Does cutting homework prepare students for the next step?

York University student Kareem James, knew once he reached university his workload would get heavier. However, at 21, he feels that high school didn’t prepare him for the next level of education.

The TDSB proposal (accepted on April 14) for no homework on holidays and weekends has caused quite a stir among parents, teachers and even students. The proposa,l among other things, outlines that assigning no homework on holidays and days of significance will enable students to spend more time with their families.

“My first semester at York was tough,” James said. “I remember a sociology assignment that was due in my first week and I needed at least a month to research.”

Lee Bartel, Associate Professor at Ontario Institute for Studies in Education (OISE) says that the TDSB policy will benefit students in the long run.

“It will prepare (students) very adequately.
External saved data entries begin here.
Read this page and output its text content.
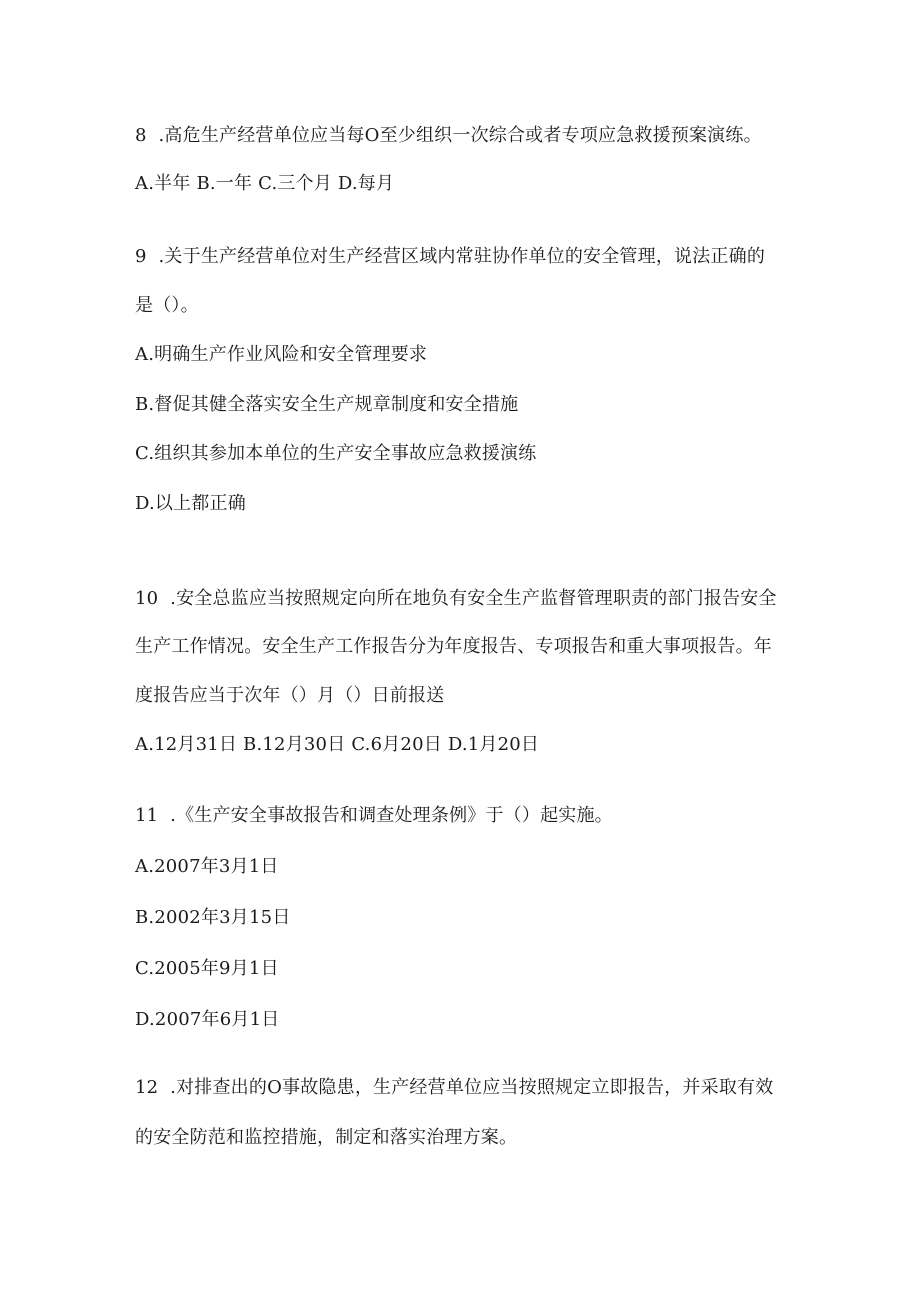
8  .高危生产经营单位应当每O至少组织一次综合或者专项应急救援预案演练。
A.半年 B.一年 C.三个月 D.每月
9  .关于生产经营单位对生产经营区域内常驻协作单位的安全管理，说法正确的
是（）。
A.明确生产作业风险和安全管理要求
B.督促其健全落实安全生产规章制度和安全措施
C.组织其参加本单位的生产安全事故应急救援演练
D.以上都正确
10  .安全总监应当按照规定向所在地负有安全生产监督管理职责的部门报告安全
生产工作情况。安全生产工作报告分为年度报告、专项报告和重大事项报告。年
度报告应当于次年（）月（）日前报送
A.12月31日 B.12月30日 C.6月20日 D.1月20日
11  .《生产安全事故报告和调查处理条例》于（）起实施。
A.2007年3月1日
B.2002年3月15日
C.2005年9月1日
D.2007年6月1日
12  .对排查出的O事故隐患，生产经营单位应当按照规定立即报告，并采取有效
的安全防范和监控措施，制定和落实治理方案。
What prepares students for university is development of responsibility for their own study behaviours,” Bartel said.

Bartel explained that it’s hard to justify assigning homework to students on holidays because when people are employed and there is a holiday, they’re not expected to take work home with them.

James not only agrees with the proposed new policy, but with Bartel also.

“The proposal makes sense because school prepares you for the workforce and usually there is no workload when one is on holidays,” said James.

Based on Bartel’s research, professors will always say students coming out of high school into university should be more prepared.

“Work ethic is not necessarily developed by homework,” Bartel said.

“Work ethic comes from early parental training, social and community attitudes, when students are given a responsibility for their learning, what they’re going to learn, and when they’re going to learn it, they become motivated and do better work,” he said

Ralph Nigro, principal at Riverdale Collegiate in Toronto, says that his school likes to think that homework helps students achieve goals.

“It should be motivating,” he said.

James explains, when he looks back at his high school days, he wishes that his teachers were not as lenient as they were when it came to deadlines.

“In university they’re not,” James said. “If you’re late on an assignment you’re penalized for everyday that you’re late. In high school I was not.”

“There isn’t a per day penalty at this school,” principal Nigro said. “There is an essential deadline and there is a time when the work can no longer be submitted and that usually is when the teacher gives back the work to the students.”

Linda Stevenson, a high school guidance counsellor at Riverdale Collegiate, believes that it is important to make students responsible for their own time management in preparation for college or university.

“When students say (that they) can’t do there homework at night, I (ask them)

what are (they) going to do when (they) get to the university level?” Stevenson said. Bartel suggested that penalties need to be put in place to teach responsibility.

“There needs to be some type of accountability for students who don’t do their homework, like losing grades,” Bartel said.